Tales alturas y profundidades no puede recorrerlas sólo un destino humano
heroico o trágico, sino una vida sencillamente entregada al seguimiento de
Cristo. Un destino en el que todos nosotros, en grados muy distintos, con
ciertos indicios o brillantemente, podemos participar.
Tenemos tareas urgentes dentro del mundo: luchar por la justicia en la
tierra, contra el hambre y la enfermedad, la tiranía y el terrorismo; con
verdadera valentía, pero sabiendo que nunca extirparemos lo malo y negativo y
la muerte: luz y oscuridad se alternan en la existencia, como el día y la noche
que Dios ha creado. Tenemos que luchar con sinceridad, pero también hemos de
reconocer honradamente que nosotros nunca cambiaremos las leyes del mundo, que
nunca estaremos liberados del columpio del destino entre alto y profundo, vida
y muerte. Pero podemos consolarnos sabiendo que Dios en Jesucristo, junto con nosotros
y por encima de nosotros, conoce todas las dimensiones de la existencia, por
experiencia propia, y que nos hace partícipes de esta experiencia suya: ‘Cuando
soy débil’, dice el Apóstol, ‘entonces soy fuerte’. Cuando yo, junto con
Cristo, soy pobre en su espíritu, entonces soy rico. Cuando mi corazón, junto
con el corazón de María, se deja atravesar, entonces está abierto,
maternalmente, para acoger en sí a los oprimidos.

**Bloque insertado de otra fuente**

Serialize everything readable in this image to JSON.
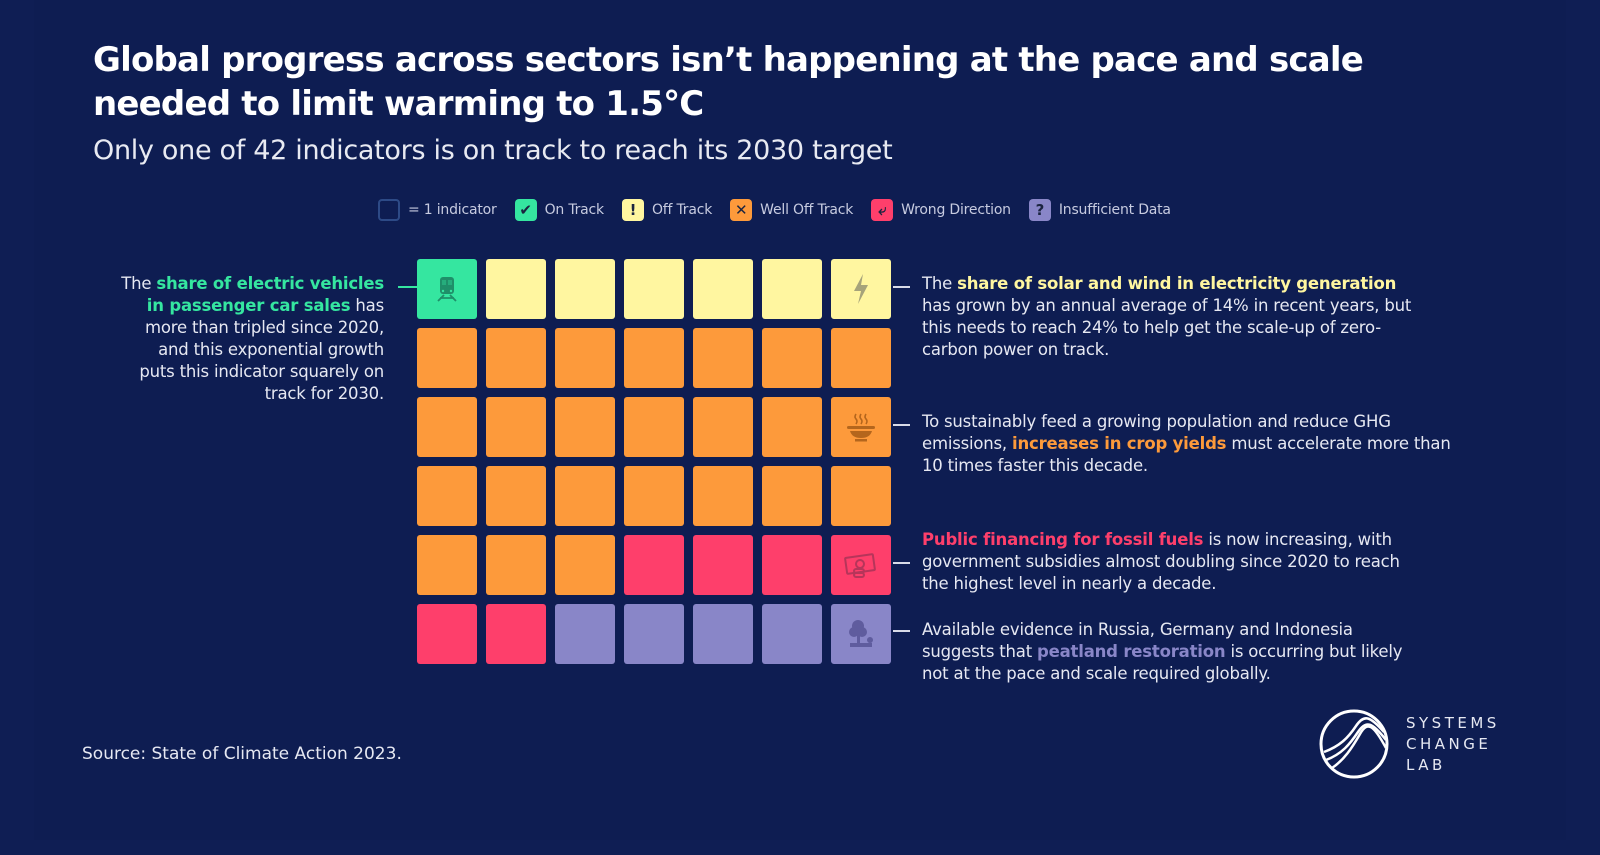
{
  "title": "Global progress across sectors isn’t happening at the pace and scale needed to limit warming to 1.5°C",
  "subtitle": "Only one of 42 indicators is on track to reach its 2030 target",
  "legend": {
    "unit": {
      "symbol": "",
      "label": "= 1 indicator",
      "icon": "empty-square-icon"
    },
    "items": [
      {
        "key": "on",
        "symbol": "✔",
        "label": "On Track",
        "color": "#35e6a0",
        "icon": "check-icon"
      },
      {
        "key": "off",
        "symbol": "!",
        "label": "Off Track",
        "color": "#fff6a0",
        "icon": "exclamation-icon"
      },
      {
        "key": "well",
        "symbol": "✕",
        "label": "Well Off Track",
        "color": "#fd9a3b",
        "icon": "x-icon"
      },
      {
        "key": "wrong",
        "symbol": "⤶",
        "label": "Wrong Direction",
        "color": "#fe3f6b",
        "icon": "u-turn-arrow-icon"
      },
      {
        "key": "insuf",
        "symbol": "?",
        "label": "Insufficient Data",
        "color": "#8986c8",
        "icon": "question-icon"
      }
    ]
  },
  "chart_data": {
    "type": "waffle",
    "title": "Global progress across sectors isn’t happening at the pace and scale needed to limit warming to 1.5°C",
    "subtitle": "Only one of 42 indicators is on track to reach its 2030 target",
    "total_indicators": 42,
    "columns": 7,
    "rows": 6,
    "categories": [
      "On Track",
      "Off Track",
      "Well Off Track",
      "Wrong Direction",
      "Insufficient Data"
    ],
    "values": [
      1,
      6,
      24,
      6,
      5
    ],
    "colors": [
      "#35e6a0",
      "#fff6a0",
      "#fd9a3b",
      "#fe3f6b",
      "#8986c8"
    ],
    "cells": [
      [
        "on",
        "off",
        "off",
        "off",
        "off",
        "off",
        "off"
      ],
      [
        "well",
        "well",
        "well",
        "well",
        "well",
        "well",
        "well"
      ],
      [
        "well",
        "well",
        "well",
        "well",
        "well",
        "well",
        "well"
      ],
      [
        "well",
        "well",
        "well",
        "well",
        "well",
        "well",
        "well"
      ],
      [
        "well",
        "well",
        "well",
        "wrong",
        "wrong",
        "wrong",
        "wrong"
      ],
      [
        "wrong",
        "wrong",
        "insuf",
        "insuf",
        "insuf",
        "insuf",
        "insuf"
      ]
    ],
    "highlighted": [
      {
        "row": 0,
        "col": 0,
        "icon": "train-icon",
        "status": "On Track"
      },
      {
        "row": 0,
        "col": 6,
        "icon": "lightning-bolt-icon",
        "status": "Off Track"
      },
      {
        "row": 2,
        "col": 6,
        "icon": "steaming-bowl-icon",
        "status": "Well Off Track"
      },
      {
        "row": 4,
        "col": 6,
        "icon": "money-coins-icon",
        "status": "Wrong Direction"
      },
      {
        "row": 5,
        "col": 6,
        "icon": "tree-icon",
        "status": "Insufficient Data"
      }
    ]
  },
  "annotations": {
    "ev": {
      "pre": "The ",
      "highlight": "share of electric vehicles in passenger car sales",
      "post": " has more than tripled since 2020, and this exponential growth puts this indicator squarely on track for 2030.",
      "color": "#35e6a0"
    },
    "solar": {
      "pre": "The ",
      "highlight": "share of solar and wind in electricity generation",
      "post": " has grown by an annual average of 14% in recent years, but this needs to reach 24% to help get the scale-up of zero-carbon power on track.",
      "color": "#fff6a0"
    },
    "crop": {
      "pre": "To sustainably feed a growing population and reduce GHG emissions, ",
      "highlight": "increases in crop yields",
      "post": " must accelerate more than 10 times faster this decade.",
      "color": "#fd9a3b"
    },
    "fossil": {
      "pre": "",
      "highlight": "Public financing for fossil fuels",
      "post": " is now increasing, with government subsidies almost doubling since 2020 to reach the highest level in nearly a decade.",
      "color": "#fe3f6b"
    },
    "peat": {
      "pre": "Available evidence in Russia, Germany and Indonesia suggests that ",
      "highlight": "peatland restoration",
      "post": " is occurring but likely not at the pace and scale required globally.",
      "color": "#8986c8"
    }
  },
  "source": "Source: State of Climate Action 2023.",
  "logo": {
    "line1": "SYSTEMS",
    "line2": "CHANGE",
    "line3": "LAB"
  }
}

No le tengamos miedo, por tanto, al futuro que vuelve a abrirse ante
nosotros: nos columpiará nuevamente de la luz a la oscuridad, y otra vez a la
luz, pero nunca fuera de las dimensiones de Dios.
Tomado de: Hans-Urs von Balthasar, ‘Tú coronas el año con tu Gracia’. Meditaciones radiofónicas, Madrid, Encuentro, 1997, pp. 11-16.